Les théoriciens ne s’entendent pas encore sur la définition du théâtre musical. Selon le musicologue Pierre Saby, il doit être considéré sur un plan général englobant toutes les formes de spectacles qui unissent l’action scénique et la musique (aussi le chant). Il mentionne toutefois que cette dénomination a tendance à être utilisée dans le cas où la musique joue un rôle constitutif du spectacle.

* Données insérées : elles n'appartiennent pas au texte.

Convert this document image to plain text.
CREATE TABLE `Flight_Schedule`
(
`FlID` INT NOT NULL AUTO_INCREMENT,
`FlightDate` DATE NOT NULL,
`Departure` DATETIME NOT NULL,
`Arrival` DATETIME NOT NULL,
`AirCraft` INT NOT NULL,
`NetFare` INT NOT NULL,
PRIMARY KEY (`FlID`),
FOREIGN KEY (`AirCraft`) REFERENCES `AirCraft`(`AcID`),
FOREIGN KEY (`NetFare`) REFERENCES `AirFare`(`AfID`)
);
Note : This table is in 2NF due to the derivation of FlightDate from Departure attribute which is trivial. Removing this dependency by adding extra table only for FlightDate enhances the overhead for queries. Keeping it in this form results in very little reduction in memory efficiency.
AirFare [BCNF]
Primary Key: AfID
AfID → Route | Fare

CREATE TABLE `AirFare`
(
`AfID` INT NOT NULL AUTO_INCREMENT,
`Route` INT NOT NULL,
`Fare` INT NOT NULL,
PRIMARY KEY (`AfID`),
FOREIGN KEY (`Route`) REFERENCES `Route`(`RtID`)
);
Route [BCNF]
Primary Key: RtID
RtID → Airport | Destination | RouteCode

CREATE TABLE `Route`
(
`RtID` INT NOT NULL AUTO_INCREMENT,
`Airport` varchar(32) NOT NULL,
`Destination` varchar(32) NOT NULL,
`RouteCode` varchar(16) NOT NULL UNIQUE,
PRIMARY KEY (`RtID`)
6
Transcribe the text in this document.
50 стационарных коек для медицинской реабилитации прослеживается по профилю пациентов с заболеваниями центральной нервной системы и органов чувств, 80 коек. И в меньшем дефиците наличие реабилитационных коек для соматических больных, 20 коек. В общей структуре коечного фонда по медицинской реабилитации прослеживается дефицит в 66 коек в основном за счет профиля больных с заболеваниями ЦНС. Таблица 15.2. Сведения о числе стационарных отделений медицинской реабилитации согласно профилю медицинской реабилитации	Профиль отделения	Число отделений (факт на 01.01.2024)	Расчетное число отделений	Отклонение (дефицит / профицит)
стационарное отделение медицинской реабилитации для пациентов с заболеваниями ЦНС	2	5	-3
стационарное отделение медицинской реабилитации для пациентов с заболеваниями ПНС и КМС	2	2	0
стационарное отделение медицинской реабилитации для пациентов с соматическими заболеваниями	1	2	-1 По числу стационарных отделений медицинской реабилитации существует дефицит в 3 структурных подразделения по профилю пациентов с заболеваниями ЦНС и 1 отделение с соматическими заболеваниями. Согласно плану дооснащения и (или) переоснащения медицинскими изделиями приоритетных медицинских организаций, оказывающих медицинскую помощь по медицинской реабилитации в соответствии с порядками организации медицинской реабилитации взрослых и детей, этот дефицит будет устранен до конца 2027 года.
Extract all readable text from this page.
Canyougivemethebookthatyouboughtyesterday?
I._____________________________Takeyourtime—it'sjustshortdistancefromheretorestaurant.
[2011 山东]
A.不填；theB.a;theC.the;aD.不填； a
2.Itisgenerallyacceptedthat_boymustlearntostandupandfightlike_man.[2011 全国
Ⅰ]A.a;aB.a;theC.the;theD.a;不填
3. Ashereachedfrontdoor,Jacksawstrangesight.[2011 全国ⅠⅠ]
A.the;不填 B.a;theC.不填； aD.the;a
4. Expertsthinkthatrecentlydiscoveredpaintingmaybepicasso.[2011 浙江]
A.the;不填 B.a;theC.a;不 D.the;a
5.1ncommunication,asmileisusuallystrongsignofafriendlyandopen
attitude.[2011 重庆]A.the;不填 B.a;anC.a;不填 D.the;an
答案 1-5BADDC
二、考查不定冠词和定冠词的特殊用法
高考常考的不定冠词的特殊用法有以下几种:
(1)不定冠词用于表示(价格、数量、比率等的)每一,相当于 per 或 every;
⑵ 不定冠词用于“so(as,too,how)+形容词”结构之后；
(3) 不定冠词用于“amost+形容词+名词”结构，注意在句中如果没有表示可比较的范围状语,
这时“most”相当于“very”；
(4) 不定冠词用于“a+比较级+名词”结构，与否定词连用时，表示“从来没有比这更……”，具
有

Ainsi, selon cette définition, le théâtre musical comprend à la fois l’opéra, l’opérette et la comédie musicale.

Par ailleurs, pour l’auteur et professeur Patrice Pavis, il faut distinguer le théâtre musical de l’opéra, de l’opérette et de la comédie musicale. Selon lui, le théâtre musical représente une forme contemporaine de théâtre et se veut davantage une rencontre entre le texte, la musique (incluant le chant) et la mise en scène sans les distancier les uns des autres.

Au Québec, où le théâtre musical est devenu de plus en plus populaire dans les dernières décennies, les créateurs s’entendent pour dire que la trame dramatique y est habituellement plus importante que dans la comédie musicale ou l’opéra rock. Les dialogues parlés se marient avec la musique. Il est essentiel que les chansons fassent partie du fil dramatique et qu’on passe sans heurt du texte parlé au texte chanté.

De son côté, le metteur en scène Sylvain Scott explique sa vision du théâtre musical ainsi : « À la différence d’une comédie musicale classique où les scènes parlées sont souvent plus des prétextes pour introduire les chansons, l’histoire du Chant du koï est beaucoup racontée par le texte parlé. Le chant devient donc en quelque sorte une valeur ajoutée qui permet aux personnages de révéler au public une partie plus intime d’eux-mêmes et dans un registre différent. La chanson agit à l’intérieur même du contenu dramatique. Par les paroles des chansons, le personnage se dévoile. »

Sources :
• Saby, Pierre, Vocabulaire de l’opéra, Minerve, Paris, 1999.
• Pavis, Patrice, Dictionnaire du théâtre, Éditions Dunod, Paris, 1996.